Call me Ishmael. Some years ago—never mind how long precisely—having little or no money in my purse, and nothing particular to interest me on shore, I thought I would sail about a little and see the watery part of the world. It is a way I have of driving off the spleen and regulating the circulation. Whenever I find myself growing grim about the mouth; whenever it is a damp, drizzly November in my soul; whenever I find myself involuntarily pausing before coffin warehouses, and bringing up the rear of every funeral I meet; and especially whenever my hypos get such an upper hand of me, that it requires a strong moral principle to prevent me from deliberately stepping into the street, and methodically knocking people’s hats off—then, I account it high time to get to sea as soon as I can. This is my substitute for pistol and ball. With a philosophical flourish Cato throws himself upon his sword; I quietly take to the ship. There is nothing surprising in this. If they but knew it, almost all men in their degree, some time or other, cherish very nearly the same feelings towards the ocean with me.

It takes just 201 words for Melville to introduce us to Ishmael, grab our attention, and pull us into his epic story. Ishmael’s voice must carry us through Melville’s massive novel—and it does.
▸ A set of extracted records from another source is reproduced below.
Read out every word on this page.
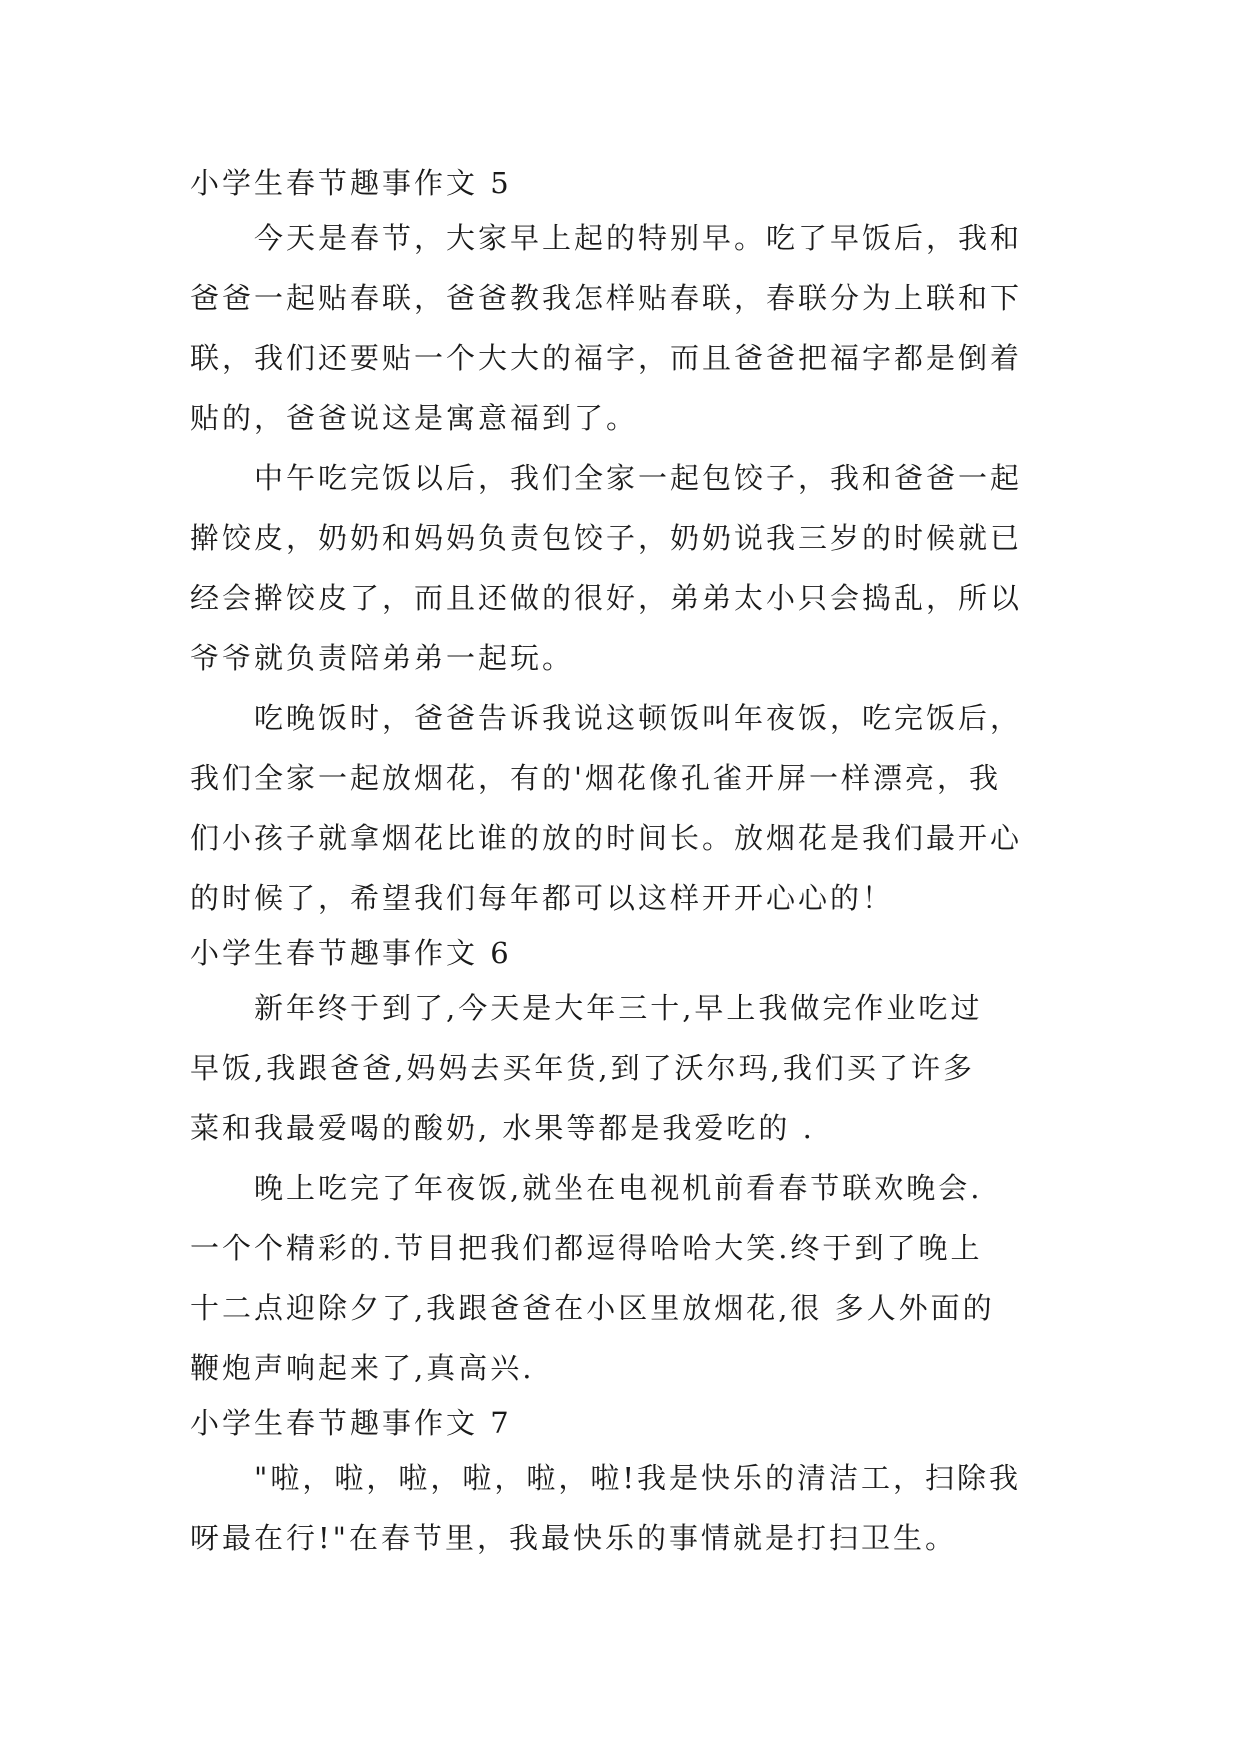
小学生春节趣事作文 5
今天是春节，大家早上起的特别早。吃了早饭后，我和
爸爸一起贴春联，爸爸教我怎样贴春联，春联分为上联和下
联，我们还要贴一个大大的福字，而且爸爸把福字都是倒着
贴的，爸爸说这是寓意福到了。
中午吃完饭以后，我们全家一起包饺子，我和爸爸一起
擀饺皮，奶奶和妈妈负责包饺子，奶奶说我三岁的时候就已
经会擀饺皮了，而且还做的很好，弟弟太小只会捣乱，所以
爷爷就负责陪弟弟一起玩。
吃晚饭时，爸爸告诉我说这顿饭叫年夜饭，吃完饭后，
我们全家一起放烟花，有的'烟花像孔雀开屏一样漂亮，我
们小孩子就拿烟花比谁的放的时间长。放烟花是我们最开心
的时候了，希望我们每年都可以这样开开心心的！
小学生春节趣事作文 6
新年终于到了,今天是大年三十,早上我做完作业吃过
早饭,我跟爸爸,妈妈去买年货,到了沃尔玛,我们买了许多
菜和我最爱喝的酸奶, 水果等都是我爱吃的 .
晚上吃完了年夜饭,就坐在电视机前看春节联欢晚会.
一个个精彩的.节目把我们都逗得哈哈大笑.终于到了晚上
十二点迎除夕了,我跟爸爸在小区里放烟花,很 多人外面的
鞭炮声响起来了,真高兴.
小学生春节趣事作文 7
"啦，啦，啦，啦，啦，啦!我是快乐的清洁工，扫除我
呀最在行!"在春节里，我最快乐的事情就是打扫卫生。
This short paragraph does everything we need it to engage us and earn our trust. We get a quick introduction to Ishmael’s backstory, followed by a taste of his sensibility, perspective, and personality. We experience the ebb and flow of his thinking and learn about his philosophical nature. And he’s introduced as a kind of everyman as he says, “If they but knew it, almost all men in their degree, some time or other, cherish very nearly the same feelings toward the ocean with me.” With that, we are onboard for the journey.

Melville’s mastery of his craft is miraculous, and so is our capacity to transform his words into a living voice—every bit as real as the voices of the people we talk to every day. Developing your artistic voice takes hard work and time, but the payoff is huge. In the right hands, a voice can work miracles.